A study conducted at the University of Tokyo in Japan found that those who napped for longer than an hour per day were 45% more likely to contract Type 2 diabetes than those who did not nap or who napped for less than an hour. Despite this seemingly damning evidence, all is not lost for those who enjoy a longer snooze. It is very likely that the data gathered by the Japanese research team could have been influenced by external factors not recorded in the distributed questionnaire – in fact, it is almost certain. A more recent research project presented at the European Association for the Study of Diabetes suggested that the correlation between obesity and napping is likely to have influenced the apparent link to diabetes. They argued that the existing obesity epidemic and not the act of napping itself was to blame for the raised diabetes risk.
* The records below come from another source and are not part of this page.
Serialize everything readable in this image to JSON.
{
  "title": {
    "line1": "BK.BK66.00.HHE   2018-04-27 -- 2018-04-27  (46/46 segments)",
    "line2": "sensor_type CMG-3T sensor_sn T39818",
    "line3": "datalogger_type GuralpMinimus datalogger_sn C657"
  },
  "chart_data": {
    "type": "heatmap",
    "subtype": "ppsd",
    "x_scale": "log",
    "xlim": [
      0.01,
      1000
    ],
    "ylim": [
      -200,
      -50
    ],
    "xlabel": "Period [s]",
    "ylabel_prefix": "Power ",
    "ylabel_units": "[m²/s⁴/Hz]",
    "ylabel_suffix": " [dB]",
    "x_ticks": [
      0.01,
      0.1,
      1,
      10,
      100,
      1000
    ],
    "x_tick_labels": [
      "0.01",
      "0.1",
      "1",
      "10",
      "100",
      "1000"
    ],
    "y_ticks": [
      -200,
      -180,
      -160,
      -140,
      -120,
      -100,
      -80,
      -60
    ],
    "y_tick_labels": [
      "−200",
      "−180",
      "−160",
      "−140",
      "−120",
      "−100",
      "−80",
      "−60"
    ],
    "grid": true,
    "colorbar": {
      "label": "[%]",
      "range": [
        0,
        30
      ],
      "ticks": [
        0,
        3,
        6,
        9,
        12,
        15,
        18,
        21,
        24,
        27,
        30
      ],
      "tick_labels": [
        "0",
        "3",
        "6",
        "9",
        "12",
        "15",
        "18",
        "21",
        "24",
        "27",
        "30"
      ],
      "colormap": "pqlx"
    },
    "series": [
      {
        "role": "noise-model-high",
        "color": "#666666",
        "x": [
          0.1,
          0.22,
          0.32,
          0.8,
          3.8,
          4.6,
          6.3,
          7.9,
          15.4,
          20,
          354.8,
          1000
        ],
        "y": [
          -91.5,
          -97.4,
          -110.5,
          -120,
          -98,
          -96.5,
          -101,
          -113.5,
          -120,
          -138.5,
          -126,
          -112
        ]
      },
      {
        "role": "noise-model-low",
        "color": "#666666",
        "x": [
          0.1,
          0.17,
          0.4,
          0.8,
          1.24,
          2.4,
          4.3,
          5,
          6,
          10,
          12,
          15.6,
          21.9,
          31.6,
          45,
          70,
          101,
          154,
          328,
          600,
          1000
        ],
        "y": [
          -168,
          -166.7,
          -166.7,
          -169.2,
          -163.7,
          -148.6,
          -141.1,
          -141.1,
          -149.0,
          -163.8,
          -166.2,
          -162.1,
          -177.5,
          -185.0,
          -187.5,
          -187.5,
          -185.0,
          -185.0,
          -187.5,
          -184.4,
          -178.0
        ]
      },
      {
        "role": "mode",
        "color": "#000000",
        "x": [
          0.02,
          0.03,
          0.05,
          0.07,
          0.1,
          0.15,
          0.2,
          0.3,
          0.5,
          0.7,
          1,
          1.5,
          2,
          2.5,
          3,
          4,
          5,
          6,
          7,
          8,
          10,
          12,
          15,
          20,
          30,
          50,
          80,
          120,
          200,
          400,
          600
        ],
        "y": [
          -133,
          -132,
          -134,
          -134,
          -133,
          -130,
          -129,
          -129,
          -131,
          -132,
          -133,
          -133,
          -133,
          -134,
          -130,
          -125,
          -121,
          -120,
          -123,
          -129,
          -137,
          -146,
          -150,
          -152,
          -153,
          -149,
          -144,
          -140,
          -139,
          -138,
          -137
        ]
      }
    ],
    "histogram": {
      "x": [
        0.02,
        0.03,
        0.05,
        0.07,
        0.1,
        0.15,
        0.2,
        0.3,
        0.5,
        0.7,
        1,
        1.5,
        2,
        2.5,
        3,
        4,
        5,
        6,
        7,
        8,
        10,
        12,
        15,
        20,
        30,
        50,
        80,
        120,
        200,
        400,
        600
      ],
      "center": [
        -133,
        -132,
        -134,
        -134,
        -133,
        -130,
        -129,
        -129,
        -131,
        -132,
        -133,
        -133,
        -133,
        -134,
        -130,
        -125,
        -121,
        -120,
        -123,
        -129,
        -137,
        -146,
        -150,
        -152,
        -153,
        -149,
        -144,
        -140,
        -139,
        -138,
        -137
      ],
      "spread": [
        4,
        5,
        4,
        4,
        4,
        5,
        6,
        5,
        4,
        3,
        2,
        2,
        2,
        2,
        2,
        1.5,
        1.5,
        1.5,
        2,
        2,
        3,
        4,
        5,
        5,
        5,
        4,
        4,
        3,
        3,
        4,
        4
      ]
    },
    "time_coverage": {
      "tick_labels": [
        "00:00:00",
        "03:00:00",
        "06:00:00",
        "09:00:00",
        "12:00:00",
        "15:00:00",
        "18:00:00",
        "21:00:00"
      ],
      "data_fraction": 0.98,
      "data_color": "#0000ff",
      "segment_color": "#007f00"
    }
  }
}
The claim that napping can help with weight loss can also be swiftly debunked: on average, people who sleep around 5 hours per night tend to gain less than 2kg of weight per year, which is on par with those who sleep around 7 hours per night.

After examining both sides of the argument, it appears that napping is a fairly neutral pastime. When the evidence is weighed up, the correlations between extra sleep and the proposed health benefits and/or detriments seem to be built on rather spurious connections, vastly influenced by external variables. Finally, a pleasure that can be enjoyed sans-guilt.